Partnering with two American based researchers Dr. Simona Liguori, at Clarkson University and Dr. Anindita Das, at South Methodist University, the team is working to turn the production of biogas in rural areas of North America from a carbon-neutral process to a carbon-negative process. The project will develop a triple-intensified (TTT) membrane reactor to simultaneously convert biogas to hydrogen and CO2 and then to methanol and steam.
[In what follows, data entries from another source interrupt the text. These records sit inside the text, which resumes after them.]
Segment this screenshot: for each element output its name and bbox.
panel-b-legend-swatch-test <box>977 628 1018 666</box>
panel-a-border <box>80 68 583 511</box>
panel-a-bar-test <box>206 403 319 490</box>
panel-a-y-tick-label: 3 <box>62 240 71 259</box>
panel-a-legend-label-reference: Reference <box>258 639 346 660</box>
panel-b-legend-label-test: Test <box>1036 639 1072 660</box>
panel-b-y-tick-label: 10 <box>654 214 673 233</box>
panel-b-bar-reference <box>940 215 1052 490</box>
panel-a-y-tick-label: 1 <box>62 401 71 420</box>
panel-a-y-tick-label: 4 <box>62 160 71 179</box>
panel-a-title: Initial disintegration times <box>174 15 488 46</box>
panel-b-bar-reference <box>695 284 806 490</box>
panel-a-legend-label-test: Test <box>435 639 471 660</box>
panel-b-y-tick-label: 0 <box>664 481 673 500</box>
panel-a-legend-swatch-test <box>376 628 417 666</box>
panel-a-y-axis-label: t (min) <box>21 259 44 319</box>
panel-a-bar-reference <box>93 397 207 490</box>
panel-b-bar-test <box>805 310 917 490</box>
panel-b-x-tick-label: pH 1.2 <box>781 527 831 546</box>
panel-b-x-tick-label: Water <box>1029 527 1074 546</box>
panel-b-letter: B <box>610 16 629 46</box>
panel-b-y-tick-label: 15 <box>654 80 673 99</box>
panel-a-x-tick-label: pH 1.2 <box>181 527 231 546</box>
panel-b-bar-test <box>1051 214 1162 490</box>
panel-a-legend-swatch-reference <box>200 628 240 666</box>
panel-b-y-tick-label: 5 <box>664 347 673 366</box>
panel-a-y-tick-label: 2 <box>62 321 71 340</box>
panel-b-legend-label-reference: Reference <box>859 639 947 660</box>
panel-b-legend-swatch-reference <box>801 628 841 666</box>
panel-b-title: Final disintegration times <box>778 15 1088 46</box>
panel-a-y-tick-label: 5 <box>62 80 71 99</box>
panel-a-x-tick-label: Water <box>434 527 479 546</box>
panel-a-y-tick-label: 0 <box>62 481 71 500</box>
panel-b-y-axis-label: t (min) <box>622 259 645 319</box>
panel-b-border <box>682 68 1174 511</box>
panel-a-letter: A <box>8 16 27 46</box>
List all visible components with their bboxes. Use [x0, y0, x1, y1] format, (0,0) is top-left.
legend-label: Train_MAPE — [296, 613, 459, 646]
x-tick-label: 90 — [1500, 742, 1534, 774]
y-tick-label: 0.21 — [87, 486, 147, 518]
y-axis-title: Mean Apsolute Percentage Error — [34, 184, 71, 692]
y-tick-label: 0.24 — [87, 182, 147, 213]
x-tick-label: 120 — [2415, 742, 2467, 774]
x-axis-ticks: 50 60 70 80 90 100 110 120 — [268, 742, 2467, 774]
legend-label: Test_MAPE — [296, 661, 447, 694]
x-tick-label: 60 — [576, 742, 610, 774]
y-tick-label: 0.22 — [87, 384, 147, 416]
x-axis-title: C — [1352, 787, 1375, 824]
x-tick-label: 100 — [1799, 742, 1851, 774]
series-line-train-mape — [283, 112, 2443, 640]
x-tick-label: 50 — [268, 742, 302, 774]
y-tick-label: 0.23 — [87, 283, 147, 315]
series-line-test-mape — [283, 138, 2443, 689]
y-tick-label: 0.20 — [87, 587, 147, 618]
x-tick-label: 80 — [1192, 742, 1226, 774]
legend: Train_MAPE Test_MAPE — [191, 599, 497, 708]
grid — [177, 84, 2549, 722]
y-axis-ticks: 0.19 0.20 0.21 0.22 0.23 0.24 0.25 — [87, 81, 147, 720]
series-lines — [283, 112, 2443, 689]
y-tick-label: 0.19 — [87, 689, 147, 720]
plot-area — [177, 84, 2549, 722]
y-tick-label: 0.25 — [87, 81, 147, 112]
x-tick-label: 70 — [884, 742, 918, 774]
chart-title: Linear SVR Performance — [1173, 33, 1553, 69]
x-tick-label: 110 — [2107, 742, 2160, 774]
It is hoped the project will demonstrate that the TTT process leads to lower operating temperatures and pressures, higher yields and lower capital expenses.
Santos’ team, including a postdoctoral fellow and summer undergraduate student, will oversee three modeling techniques to assess the negative-carbon footprint of the TTT membrane reactor process.
Santos sees the research potential as transformative for “the agricultural sector and rural communities to gain new opportunities for revenue and waste management.” Additional benefits of the TTT membrane reactor design can also be extended to other chemical syntheses. This could bring “process intensification closer to its quantum-leap goals for green chemical engineering,” says Santos.